Time and time again, over millions of years, the Tethys Sea swept over what was to become Egypt creating deposits that became sandstone and limestone. As the Tethys Sea retreated northwards, more layers of limestone were formed with each inundation, leading to particularly thick deposits in the north of modern Egypt.
This process of deposition left stone, which naturally split horizontally, and which tended also to weather along vertical channels to form rough blocks — a gift, which was swiftly accepted by ancient Egyptian architects and masons using the basic hand tools available to them.
Similarly, while the location of settlements in ancient Egypt was always determined primarily by proximity to the Nile, the proximity of building materials in substantial quantities, or to easy routes into the desert where minerals and other rarer types of stones in smaller quantities could be mined or quarried or traded, was also important.
Even that most intractable of rocks, granite — formed deep in the earth from molten magma — tended to weather into conveniently sized boulders in Egypt as it approached the surface as a result of the earth’s movements, though this cannot account for all the estimated 45,000 cubic meters of granite which were shipped from Aswan to Memphis in the Old Kingdom, or for the vast amount of granite that was used later in ancient Egyptian history. Much of this must have been painstakingly chipped out using pounders made of dolerite — a hard volcanic rock similar to basalt — as we can see from the trenches surrounding the ‘unfinished obelisk’ at Aswan.

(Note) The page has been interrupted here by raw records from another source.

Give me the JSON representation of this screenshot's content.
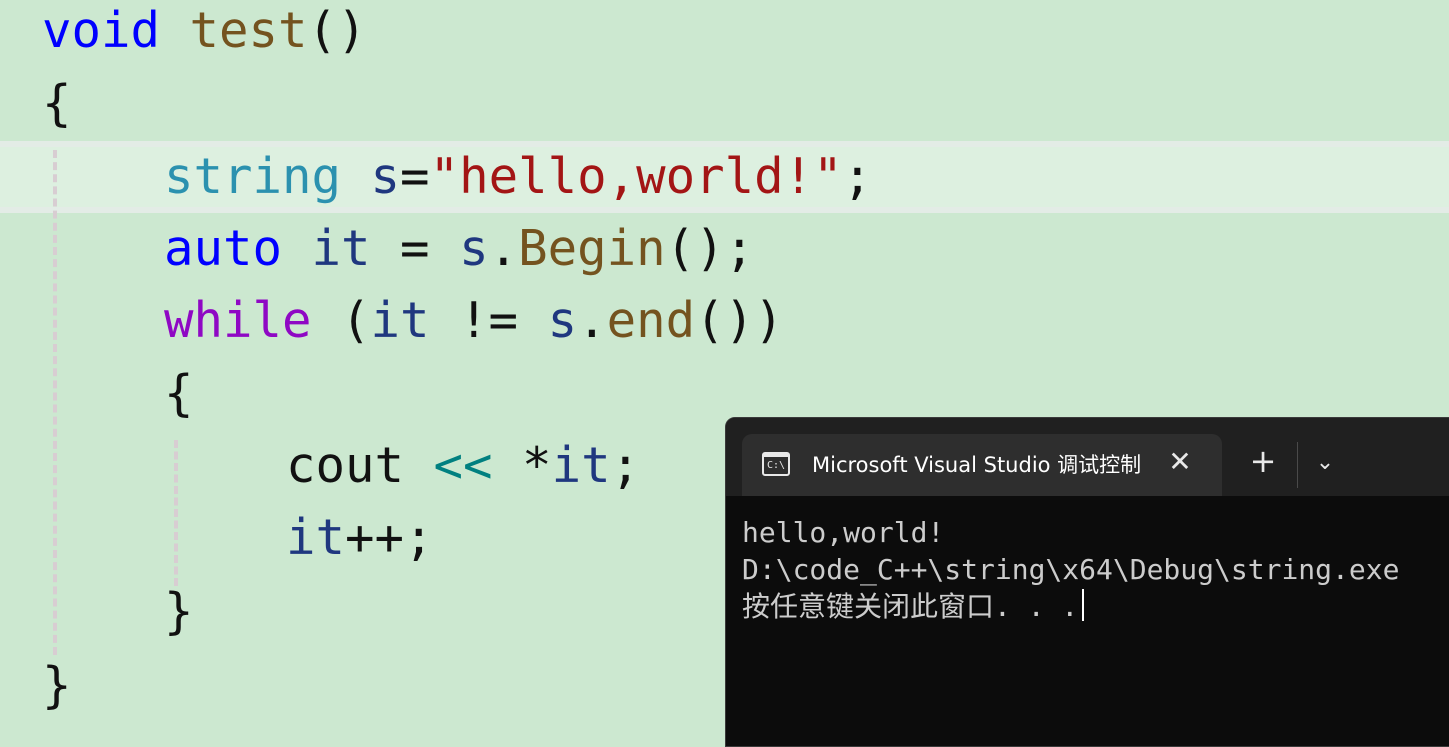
{
  "editor": {
    "lines": [
      {
        "tokens": [
          {
            "t": "void",
            "c": "kw"
          },
          {
            "t": " ",
            "c": "pl"
          },
          {
            "t": "test",
            "c": "fn"
          },
          {
            "t": "()",
            "c": "pl"
          }
        ]
      },
      {
        "tokens": [
          {
            "t": "{",
            "c": "pl"
          }
        ]
      },
      {
        "tokens": [
          {
            "t": "string",
            "c": "ty"
          },
          {
            "t": " ",
            "c": "pl"
          },
          {
            "t": "s",
            "c": "vr"
          },
          {
            "t": "=",
            "c": "pl"
          },
          {
            "t": "\"hello,world!\"",
            "c": "st"
          },
          {
            "t": ";",
            "c": "pl"
          }
        ]
      },
      {
        "tokens": [
          {
            "t": "auto",
            "c": "kw"
          },
          {
            "t": " ",
            "c": "pl"
          },
          {
            "t": "it",
            "c": "vr"
          },
          {
            "t": " = ",
            "c": "pl"
          },
          {
            "t": "s",
            "c": "vr"
          },
          {
            "t": ".",
            "c": "pl"
          },
          {
            "t": "Begin",
            "c": "fn"
          },
          {
            "t": "();",
            "c": "pl"
          }
        ]
      },
      {
        "tokens": [
          {
            "t": "while",
            "c": "ctl"
          },
          {
            "t": " (",
            "c": "pl"
          },
          {
            "t": "it",
            "c": "vr"
          },
          {
            "t": " != ",
            "c": "pl"
          },
          {
            "t": "s",
            "c": "vr"
          },
          {
            "t": ".",
            "c": "pl"
          },
          {
            "t": "end",
            "c": "fn"
          },
          {
            "t": "())",
            "c": "pl"
          }
        ]
      },
      {
        "tokens": [
          {
            "t": "{",
            "c": "pl"
          }
        ]
      },
      {
        "tokens": [
          {
            "t": "cout",
            "c": "pl"
          },
          {
            "t": " ",
            "c": "pl"
          },
          {
            "t": "<<",
            "c": "op"
          },
          {
            "t": " *",
            "c": "pl"
          },
          {
            "t": "it",
            "c": "vr"
          },
          {
            "t": ";",
            "c": "pl"
          }
        ]
      },
      {
        "tokens": [
          {
            "t": "it",
            "c": "vr"
          },
          {
            "t": "++;",
            "c": "pl"
          }
        ]
      },
      {
        "tokens": [
          {
            "t": "}",
            "c": "pl"
          }
        ]
      },
      {
        "tokens": [
          {
            "t": "}",
            "c": "pl"
          }
        ]
      }
    ]
  },
  "terminal": {
    "tab_title": "Microsoft Visual Studio 调试控制台",
    "icon_glyph": "C:\\",
    "close_glyph": "✕",
    "new_tab_glyph": "+",
    "dropdown_glyph": "⌄",
    "output_line1": "hello,world!",
    "output_line2": "D:\\code_C++\\string\\x64\\Debug\\string.exe",
    "output_line3": "按任意键关闭此窗口. . ."
  },
  "colors": {
    "editor_background": "#cce8d0",
    "keyword": "#0000ff",
    "function": "#74531f",
    "type": "#2b91af",
    "variable": "#1f377f",
    "string": "#a31515",
    "control_keyword": "#8f08c4",
    "operator": "#008080",
    "terminal_background": "#0c0c0c"
  }
}
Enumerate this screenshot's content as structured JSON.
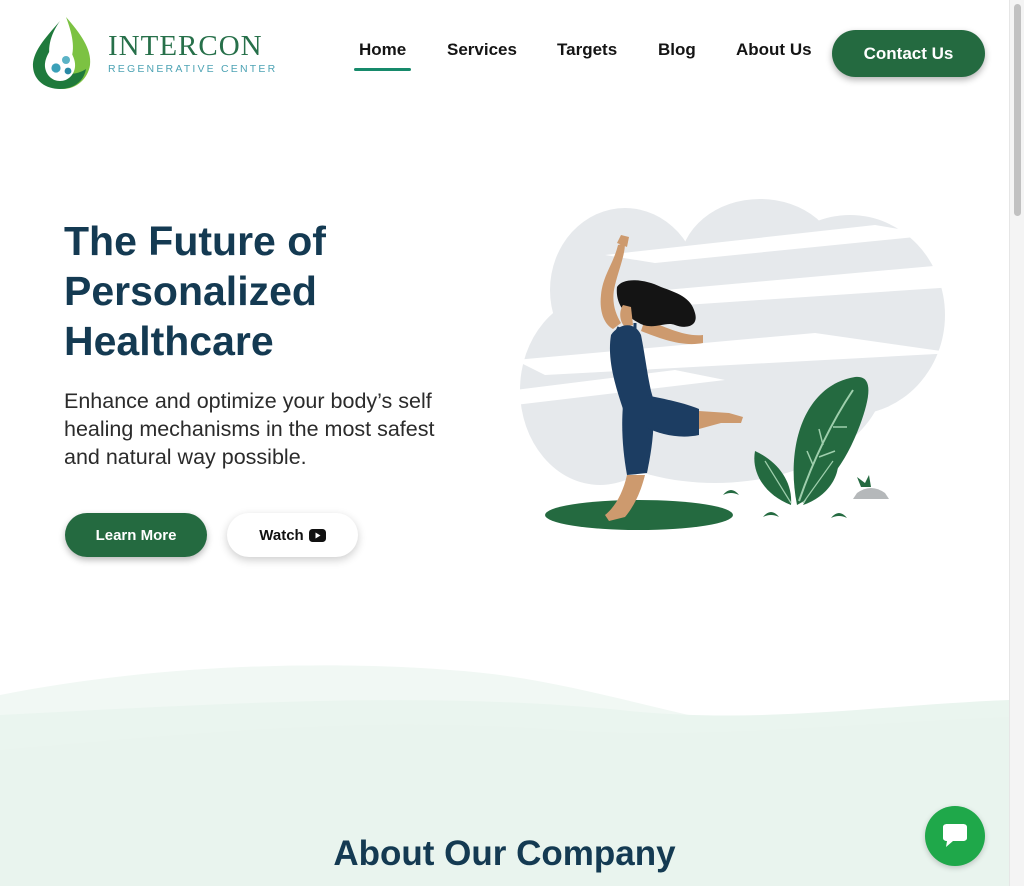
{
  "brand": {
    "name": "INTERCON",
    "subtitle": "REGENERATIVE CENTER",
    "colors": {
      "primary": "#246a40",
      "heading": "#143a52",
      "accent": "#178a6b",
      "logo_teal": "#4da3b4",
      "chat": "#1fa84a"
    }
  },
  "nav": {
    "items": [
      {
        "label": "Home",
        "active": true
      },
      {
        "label": "Services",
        "active": false
      },
      {
        "label": "Targets",
        "active": false
      },
      {
        "label": "Blog",
        "active": false
      },
      {
        "label": "About Us",
        "active": false
      }
    ],
    "contact_label": "Contact Us"
  },
  "hero": {
    "title_lines": [
      "The Future of",
      "Personalized",
      "Healthcare"
    ],
    "text_lines": [
      "Enhance and optimize your body’s self",
      "healing mechanisms in the most safest",
      "and natural way possible."
    ],
    "learn_more_label": "Learn More",
    "watch_label": "Watch",
    "watch_icon": "youtube-play-icon",
    "illustration": "dancing-woman-with-plants"
  },
  "about": {
    "title": "About Our Company"
  },
  "chat": {
    "icon": "chat-bubble-icon"
  }
}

And so to ancient Memphis and its associated pyramids — for many the most characteristic early buildings of ancient Egyptian civilization — from Dahshur in the south, via Saqqara, Abu Sir and Giza to Abu Rawash in the north. While much has been made of the transportation along the Nile of granite and fine outer stones, in each case what mattered most to architects and builders was the presence of sufficient easily quarried limestone blocks that could form the core building materials. Sometimes the layers of limestone were thin, as at Saqqara, and the blocks were small, and sometimes the layers were thick, as at Giza, and the blocks that could be quarried nearby were of massive proportions. Each time a new pyramid was to be built, the site shifted to be in close proximity to a viable quarry.
A visit to any of the surviving monumental buildings of ancient Egypt or a day spent in the Egyptian Museum easily demonstrates the mastery with which ancient masons learned to handle stone and provides proof, if further proof were needed, that ancient Egypt truly rocked!